Le Conclusioni dell’Avvocata Generale Kokott nella causa C‑592/24, relativa al contenzioso tra il gruppo Société Générale e l’Agenzia delle Entrate, offrono importanti chiarimenti in materia di consolidato fiscale e deducibilità degli interessi passivi nei gruppi con capogruppo estera.
La controversia trae origine da una struttura di gruppo in cui la capogruppo estera operava in Italia tramite una stabile organizzazione (S.O.), la quale deteneva alcune controllate italiane, mentre altre partecipazioni facevano capo direttamente alla casa madre. In tale contesto, gli interessi passivi corrisposti dalle controllate alla S.O. risultavano deducibili solo parzialmente (96%), poiché le società non potevano partecipare al consolidato fiscale. Da qui la richiesta di rimborso del 4% residuo, fondata sull’asserita violazione della libertà di stabilimento.
L’Avvocata Generale esclude che la normativa italiana introduca una discriminazione basata sulla residenza della capogruppo. L’elemento dirimente non è infatti la localizzazione estera del soggetto controllante, bensì la circostanza che la stabile organizzazione sia o meno “qualificata”, ossia integralmente assoggettata alla potestà impositiva italiana e titolare delle partecipazioni nelle controllate come elementi funzionalmente connessi. In presenza di una S.O. qualificata, la limitazione alla deducibilità degli interessi verrebbe meno anche per i gruppi con capogruppo estera.

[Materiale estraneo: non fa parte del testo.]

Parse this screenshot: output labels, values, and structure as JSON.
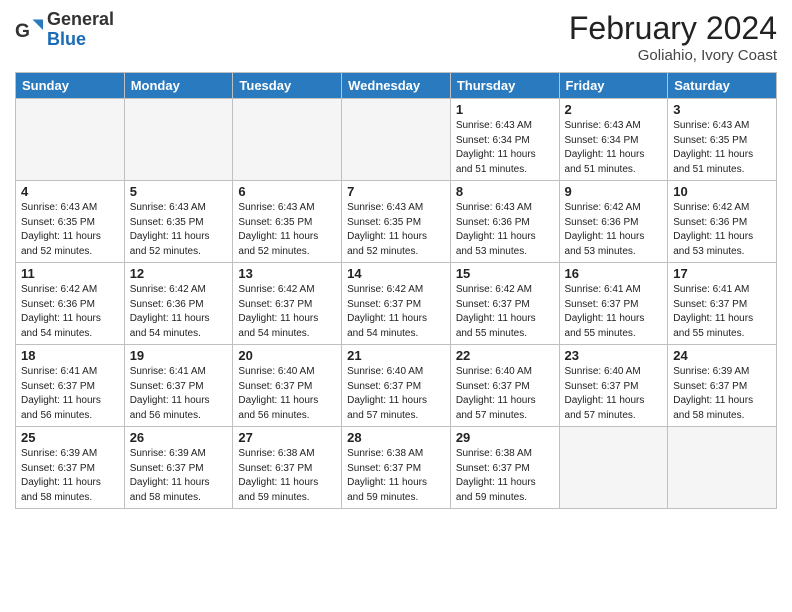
{
  "header": {
    "logo_general": "General",
    "logo_blue": "Blue",
    "month_year": "February 2024",
    "location": "Goliahio, Ivory Coast"
  },
  "days_of_week": [
    "Sunday",
    "Monday",
    "Tuesday",
    "Wednesday",
    "Thursday",
    "Friday",
    "Saturday"
  ],
  "weeks": [
    [
      {
        "day": "",
        "info": ""
      },
      {
        "day": "",
        "info": ""
      },
      {
        "day": "",
        "info": ""
      },
      {
        "day": "",
        "info": ""
      },
      {
        "day": "1",
        "info": "Sunrise: 6:43 AM\nSunset: 6:34 PM\nDaylight: 11 hours\nand 51 minutes."
      },
      {
        "day": "2",
        "info": "Sunrise: 6:43 AM\nSunset: 6:34 PM\nDaylight: 11 hours\nand 51 minutes."
      },
      {
        "day": "3",
        "info": "Sunrise: 6:43 AM\nSunset: 6:35 PM\nDaylight: 11 hours\nand 51 minutes."
      }
    ],
    [
      {
        "day": "4",
        "info": "Sunrise: 6:43 AM\nSunset: 6:35 PM\nDaylight: 11 hours\nand 52 minutes."
      },
      {
        "day": "5",
        "info": "Sunrise: 6:43 AM\nSunset: 6:35 PM\nDaylight: 11 hours\nand 52 minutes."
      },
      {
        "day": "6",
        "info": "Sunrise: 6:43 AM\nSunset: 6:35 PM\nDaylight: 11 hours\nand 52 minutes."
      },
      {
        "day": "7",
        "info": "Sunrise: 6:43 AM\nSunset: 6:35 PM\nDaylight: 11 hours\nand 52 minutes."
      },
      {
        "day": "8",
        "info": "Sunrise: 6:43 AM\nSunset: 6:36 PM\nDaylight: 11 hours\nand 53 minutes."
      },
      {
        "day": "9",
        "info": "Sunrise: 6:42 AM\nSunset: 6:36 PM\nDaylight: 11 hours\nand 53 minutes."
      },
      {
        "day": "10",
        "info": "Sunrise: 6:42 AM\nSunset: 6:36 PM\nDaylight: 11 hours\nand 53 minutes."
      }
    ],
    [
      {
        "day": "11",
        "info": "Sunrise: 6:42 AM\nSunset: 6:36 PM\nDaylight: 11 hours\nand 54 minutes."
      },
      {
        "day": "12",
        "info": "Sunrise: 6:42 AM\nSunset: 6:36 PM\nDaylight: 11 hours\nand 54 minutes."
      },
      {
        "day": "13",
        "info": "Sunrise: 6:42 AM\nSunset: 6:37 PM\nDaylight: 11 hours\nand 54 minutes."
      },
      {
        "day": "14",
        "info": "Sunrise: 6:42 AM\nSunset: 6:37 PM\nDaylight: 11 hours\nand 54 minutes."
      },
      {
        "day": "15",
        "info": "Sunrise: 6:42 AM\nSunset: 6:37 PM\nDaylight: 11 hours\nand 55 minutes."
      },
      {
        "day": "16",
        "info": "Sunrise: 6:41 AM\nSunset: 6:37 PM\nDaylight: 11 hours\nand 55 minutes."
      },
      {
        "day": "17",
        "info": "Sunrise: 6:41 AM\nSunset: 6:37 PM\nDaylight: 11 hours\nand 55 minutes."
      }
    ],
    [
      {
        "day": "18",
        "info": "Sunrise: 6:41 AM\nSunset: 6:37 PM\nDaylight: 11 hours\nand 56 minutes."
      },
      {
        "day": "19",
        "info": "Sunrise: 6:41 AM\nSunset: 6:37 PM\nDaylight: 11 hours\nand 56 minutes."
      },
      {
        "day": "20",
        "info": "Sunrise: 6:40 AM\nSunset: 6:37 PM\nDaylight: 11 hours\nand 56 minutes."
      },
      {
        "day": "21",
        "info": "Sunrise: 6:40 AM\nSunset: 6:37 PM\nDaylight: 11 hours\nand 57 minutes."
      },
      {
        "day": "22",
        "info": "Sunrise: 6:40 AM\nSunset: 6:37 PM\nDaylight: 11 hours\nand 57 minutes."
      },
      {
        "day": "23",
        "info": "Sunrise: 6:40 AM\nSunset: 6:37 PM\nDaylight: 11 hours\nand 57 minutes."
      },
      {
        "day": "24",
        "info": "Sunrise: 6:39 AM\nSunset: 6:37 PM\nDaylight: 11 hours\nand 58 minutes."
      }
    ],
    [
      {
        "day": "25",
        "info": "Sunrise: 6:39 AM\nSunset: 6:37 PM\nDaylight: 11 hours\nand 58 minutes."
      },
      {
        "day": "26",
        "info": "Sunrise: 6:39 AM\nSunset: 6:37 PM\nDaylight: 11 hours\nand 58 minutes."
      },
      {
        "day": "27",
        "info": "Sunrise: 6:38 AM\nSunset: 6:37 PM\nDaylight: 11 hours\nand 59 minutes."
      },
      {
        "day": "28",
        "info": "Sunrise: 6:38 AM\nSunset: 6:37 PM\nDaylight: 11 hours\nand 59 minutes."
      },
      {
        "day": "29",
        "info": "Sunrise: 6:38 AM\nSunset: 6:37 PM\nDaylight: 11 hours\nand 59 minutes."
      },
      {
        "day": "",
        "info": ""
      },
      {
        "day": "",
        "info": ""
      }
    ]
  ]
}
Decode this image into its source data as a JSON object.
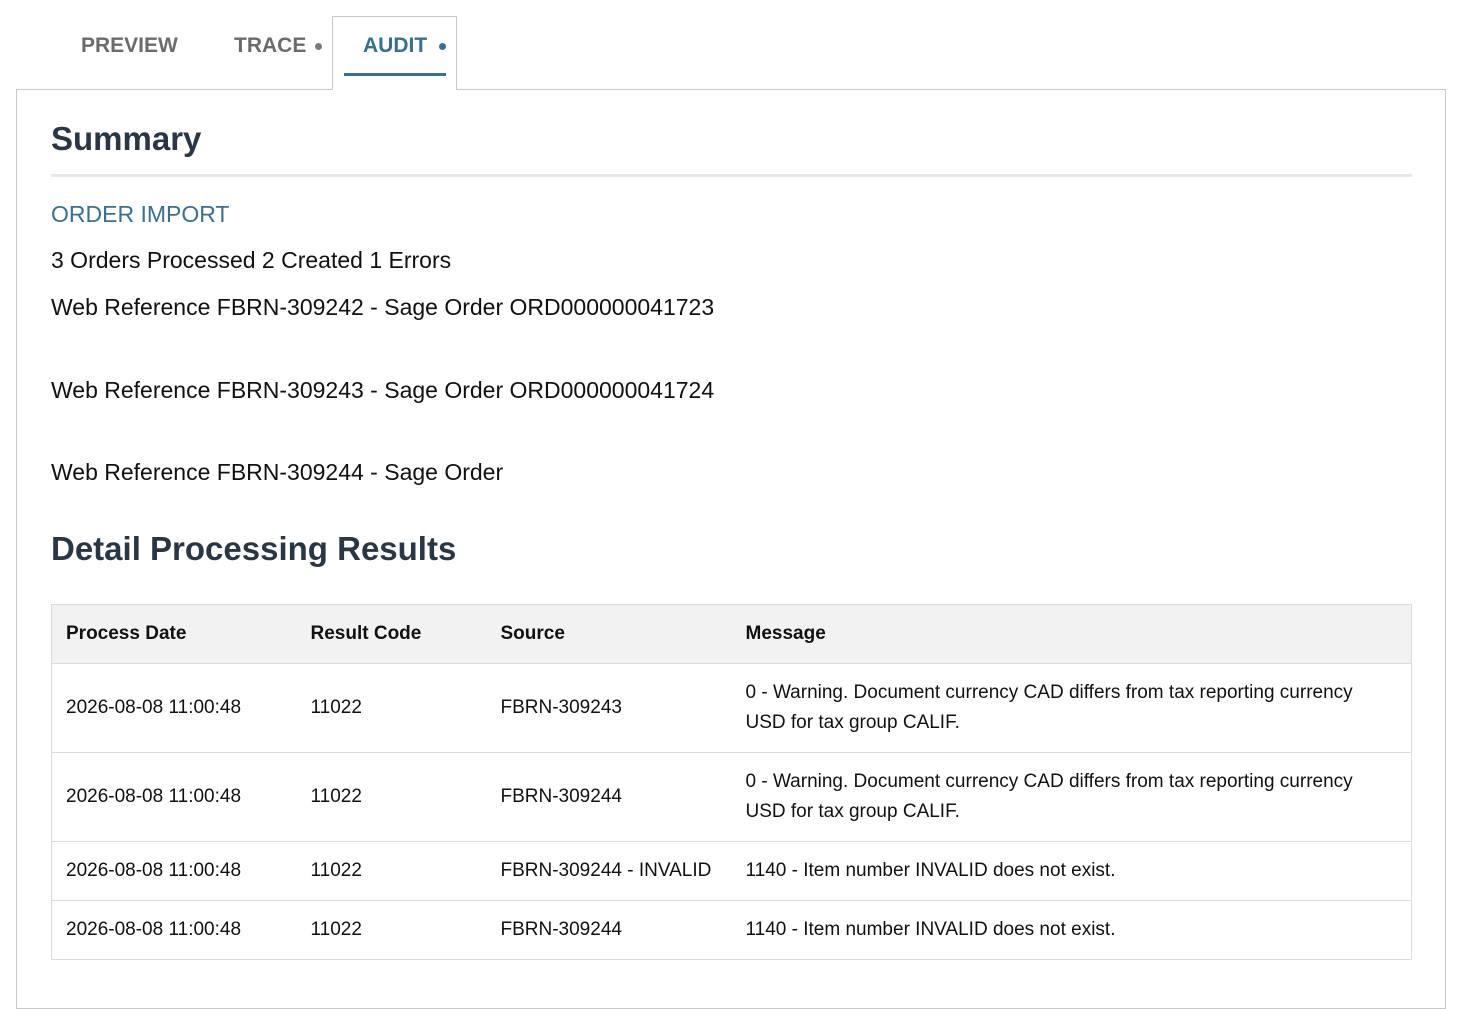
{
  "tabs": [
    {
      "label": "PREVIEW",
      "has_dot": false,
      "active": false
    },
    {
      "label": "TRACE",
      "has_dot": true,
      "active": false
    },
    {
      "label": "AUDIT",
      "has_dot": true,
      "active": true
    }
  ],
  "summary": {
    "heading": "Summary",
    "section_label": "ORDER IMPORT",
    "stats": "3 Orders Processed 2 Created 1 Errors",
    "references": [
      "Web Reference FBRN-309242 - Sage Order ORD000000041723",
      "Web Reference FBRN-309243 - Sage Order ORD000000041724",
      "Web Reference FBRN-309244 - Sage Order"
    ]
  },
  "detail": {
    "heading": "Detail Processing Results",
    "columns": [
      "Process Date",
      "Result Code",
      "Source",
      "Message"
    ],
    "rows": [
      {
        "date": "2026-08-08 11:00:48",
        "code": "11022",
        "source": "FBRN-309243",
        "message": "0 - Warning. Document currency CAD differs from tax reporting currency USD for tax group CALIF."
      },
      {
        "date": "2026-08-08 11:00:48",
        "code": "11022",
        "source": "FBRN-309244",
        "message": "0 - Warning. Document currency CAD differs from tax reporting currency USD for tax group CALIF."
      },
      {
        "date": "2026-08-08 11:00:48",
        "code": "11022",
        "source": "FBRN-309244 - INVALID",
        "message": "1140 - Item number INVALID does not exist."
      },
      {
        "date": "2026-08-08 11:00:48",
        "code": "11022",
        "source": "FBRN-309244",
        "message": "1140 - Item number INVALID does not exist."
      }
    ]
  },
  "colors": {
    "accent": "#3b6f91",
    "heading": "#2b3644",
    "tab_inactive": "#6b6b6b",
    "table_header_bg": "#f2f2f2",
    "border": "#c8c8c8"
  }
}
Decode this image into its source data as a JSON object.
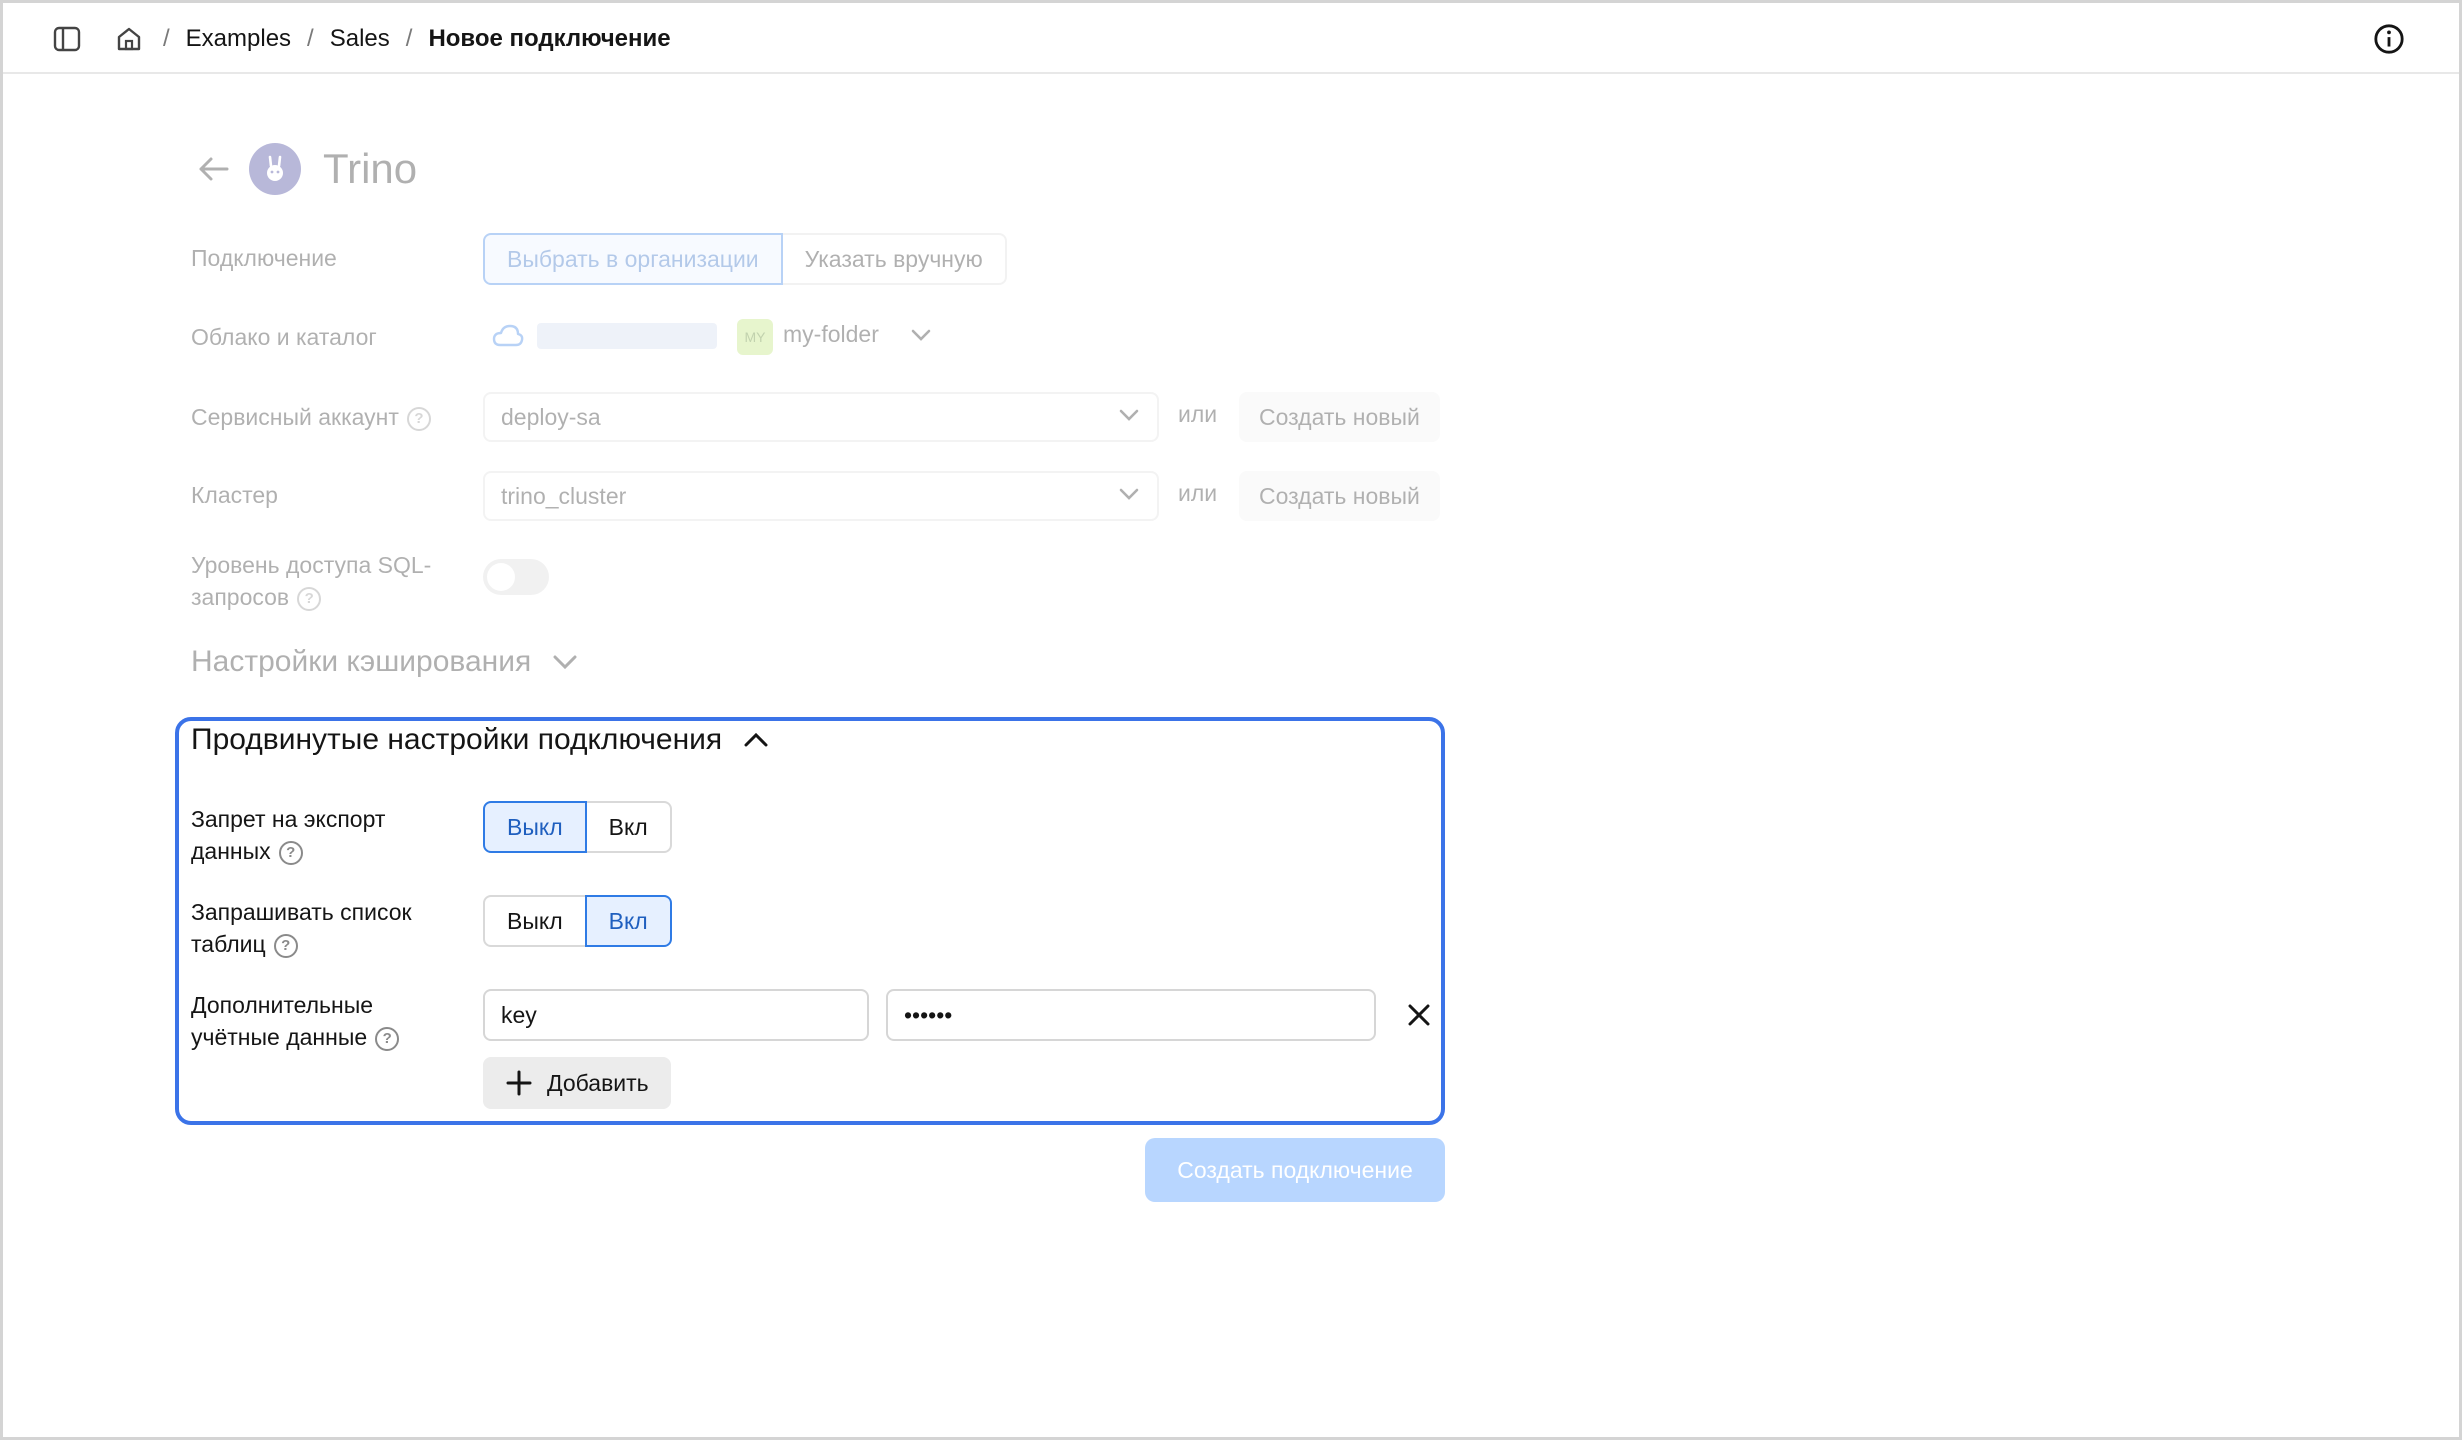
{
  "header": {
    "breadcrumbs": [
      "Examples",
      "Sales"
    ],
    "current": "Новое подключение"
  },
  "page": {
    "title": "Trino"
  },
  "connection": {
    "label": "Подключение",
    "options": [
      "Выбрать в организации",
      "Указать вручную"
    ],
    "active_index": 0
  },
  "cloud": {
    "label": "Облако и каталог",
    "folder_badge": "MY",
    "folder_name": "my-folder"
  },
  "service_account": {
    "label": "Сервисный аккаунт",
    "value": "deploy-sa",
    "or": "или",
    "create": "Создать новый"
  },
  "cluster": {
    "label": "Кластер",
    "value": "trino_cluster",
    "or": "или",
    "create": "Создать новый"
  },
  "sql_access": {
    "label_line1": "Уровень доступа SQL-",
    "label_line2": "запросов",
    "enabled": false
  },
  "cache_settings": {
    "title": "Настройки кэширования"
  },
  "advanced": {
    "title": "Продвинутые настройки подключения",
    "export_ban": {
      "label_line1": "Запрет на экспорт",
      "label_line2": "данных",
      "options": [
        "Выкл",
        "Вкл"
      ],
      "active_index": 0
    },
    "list_tables": {
      "label_line1": "Запрашивать список",
      "label_line2": "таблиц",
      "options": [
        "Выкл",
        "Вкл"
      ],
      "active_index": 1
    },
    "extra_credentials": {
      "label_line1": "Дополнительные",
      "label_line2": "учётные данные",
      "key_value": "key",
      "secret_value": "••••••",
      "add_label": "Добавить"
    }
  },
  "submit": {
    "label": "Создать подключение"
  },
  "colors": {
    "accent": "#3b73e8",
    "segment_active_bg": "#e6f0ff",
    "primary_disabled": "#b8d6ff"
  }
}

Un ulteriore profilo di rilievo riguarda la necessità dell’esercizio formale dell’opzione per il consolidato. Le Conclusioni chiariscono che subordinare i benefici della tassazione di gruppo al rispetto di termini e modalità prestabilite non contrasta con il diritto dell’Unione, purché tali regole non rendano impossibile o eccessivamente difficile l’esercizio dei diritti del contribuente. Nel caso di specie, l’opzione è ritenuta un adempimento procedurale ordinario, applicabile indistintamente ai gruppi domestici e a quelli con componenti estere.
In questa prospettiva, i principi di equivalenza ed effettività non risultano violati: la mancata opzione non comporta la perdita definitiva di diritti tutelati dall’ordinamento unionale, ma riflette una scelta del contribuente nell’ambito di un sistema che richiede una manifestazione di volontà espressa per accedere al regime di gruppo. L’opzione, pertanto, si configura come strumento di certezza e di corretta delimitazione della potestà impositiva, e non come ostacolo sproporzionato alla libertà di stabilimento.
Le Conclusioni rafforzano l’impostazione della disciplina italiana del consolidato fiscale, evidenziando l’importanza di una attenta pianificazione delle strutture di gruppo e del rispetto degli adempimenti formali. Per i gruppi multinazionali, la decisione di esercitare (o meno) l’opzione assume un rilievo strategico, con effetti diretti sulla deducibilità degli oneri finanziari e sulla gestione del contenzioso.